L’antenne régionale de Saint-Louis de la Division nationale de lutte contre le trafic de migrants et pratiques assimilées (Dnlt) a déféré un individu devant la justice pour association de malfaiteurs, escroquerie au visa et complicité de ces chefs, portant sur un montant global de cinquante-quatre millions six cent quarante mille (54 640 000) F Cfa. Par lettre-plainte en date du 12/06/2026, précise la police, une dame reproche à un homme aux initiales A.K.M. et à une dame aux initiales K.T. de lui avoir escroqué la somme susmentionnée. Lors de son audition, la plaignante a déclaré avoir connu le mis en cause par le biais de sa petite sœur, qui l’aurait également informée que les deux mis en cause avaient pour collaborateurs des avocats qui pouvaient lui obtenir le «Nulla Osta», communément appelé contrat de travail.
Prenant contact avec A.K.M., ajoute la police nationale, celui-ci lui a non seulement confirmé la possibilité d’immigrer en Italie, mais l’a aussi assurée qu’avec le « Nulla Osta », l’obtention du visa était garantie. Concernant les modalités, la plaignante a révélé que A.K.M. avait réclamé la somme de trois millions (3 000 000) de F Cfa par candidat. Trouvant cela intéressant, la plaignante a commencé à diffuser l’information auprès de sa famille et de ses proches. En procédant ainsi, elle a réussi à lui remettre trente-trois (33) dossiers, tout en lui versant régulièrement l’argent des candidats, ainsi qu’à sa complice K.T., sur demande de cette dernière, jusqu’à atteindre le montant global de cinquante-quatre millions six cent quarante mille (54 640 000) F Cfa.
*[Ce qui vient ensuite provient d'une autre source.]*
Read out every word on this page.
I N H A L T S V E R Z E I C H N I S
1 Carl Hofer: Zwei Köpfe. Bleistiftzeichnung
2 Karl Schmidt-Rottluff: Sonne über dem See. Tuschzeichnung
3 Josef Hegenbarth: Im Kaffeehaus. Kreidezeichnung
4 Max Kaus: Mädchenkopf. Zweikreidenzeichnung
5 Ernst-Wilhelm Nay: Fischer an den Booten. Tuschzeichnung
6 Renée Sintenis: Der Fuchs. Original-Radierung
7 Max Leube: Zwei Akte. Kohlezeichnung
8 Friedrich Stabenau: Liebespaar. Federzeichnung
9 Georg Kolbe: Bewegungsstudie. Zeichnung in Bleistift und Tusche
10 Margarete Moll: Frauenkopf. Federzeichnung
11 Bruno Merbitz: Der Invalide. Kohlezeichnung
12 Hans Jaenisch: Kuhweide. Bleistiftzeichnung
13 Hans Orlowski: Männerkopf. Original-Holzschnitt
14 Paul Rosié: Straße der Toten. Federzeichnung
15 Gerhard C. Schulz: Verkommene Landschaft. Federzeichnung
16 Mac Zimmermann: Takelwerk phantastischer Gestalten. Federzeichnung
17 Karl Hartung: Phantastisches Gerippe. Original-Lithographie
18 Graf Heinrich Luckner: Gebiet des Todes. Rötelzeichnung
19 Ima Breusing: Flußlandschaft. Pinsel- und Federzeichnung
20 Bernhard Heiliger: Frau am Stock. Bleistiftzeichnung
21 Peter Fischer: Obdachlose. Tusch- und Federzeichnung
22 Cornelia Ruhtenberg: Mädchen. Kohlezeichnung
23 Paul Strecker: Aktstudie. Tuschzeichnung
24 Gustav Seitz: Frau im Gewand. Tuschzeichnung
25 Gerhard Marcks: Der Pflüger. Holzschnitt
La police indique qu’après avoir reçu les contrats de travail et déposé leurs demandes de visa, l’ambassade d’Italie les a toutes refusées, au motif que les frais de validation des contrats n’avaient pas été payés auprès des préfectures italiennes. C’est ainsi qu’ils se sont rendu compte que les mis en cause n’avaient jamais dépensé l’argent reçu dans le cadre du projet de voyage. Interpellé et conduit au siège du service, l’un des mis en cause a reconnu avoir reçu de l’argent de la part de la plaignante, mais s’est dit dans l’impossibilité de le chiffrer avec exactitude. Il ajoute les avoir systématiquement transférés à sa belle-sœur résidant en Italie dans le cadre dudit projet de voyage. Confronté aux preuves de transfert versées par la plaignante, il déclare ne pas reconnaître les cinquante-quatre millions six cent quarante mille (54 640 000) F Cfa, mais seulement le montant qui figurera sur les reçus que sa belle-sœur va lui transmettre.
Invité à fournir les preuves des transferts effectués au profit de sa belle-sœur, il tente dans un premier temps de montrer des transferts n’atteignant point la somme de trois millions (3 000 000) F Cfa, avant de se rétracter en soutenant que sa belle-sœur serait en mesure de fournir les preuves, sans jamais les présenter jusqu’à la clôture de l’enquête. En confrontation avec la plaignante, il s’est réfugié dans une dénégation systématique sans jamais apporter les preuves des transactions. Interpellé sur ce qui s’est passé en Italie avec sa belle-sœur et ses collaborateurs et/ou acolytes, il soutient que celle-ci s’est fait arnaquer par des personnes de nationalité italienne qui recevaient l’argent par des moyens de transfert électronique internationaux. À l’issue de l’enquête, le mis en cause a été conduit devant le Procureur de la République près le Tribunal de Grande Instance de Saint-Louis.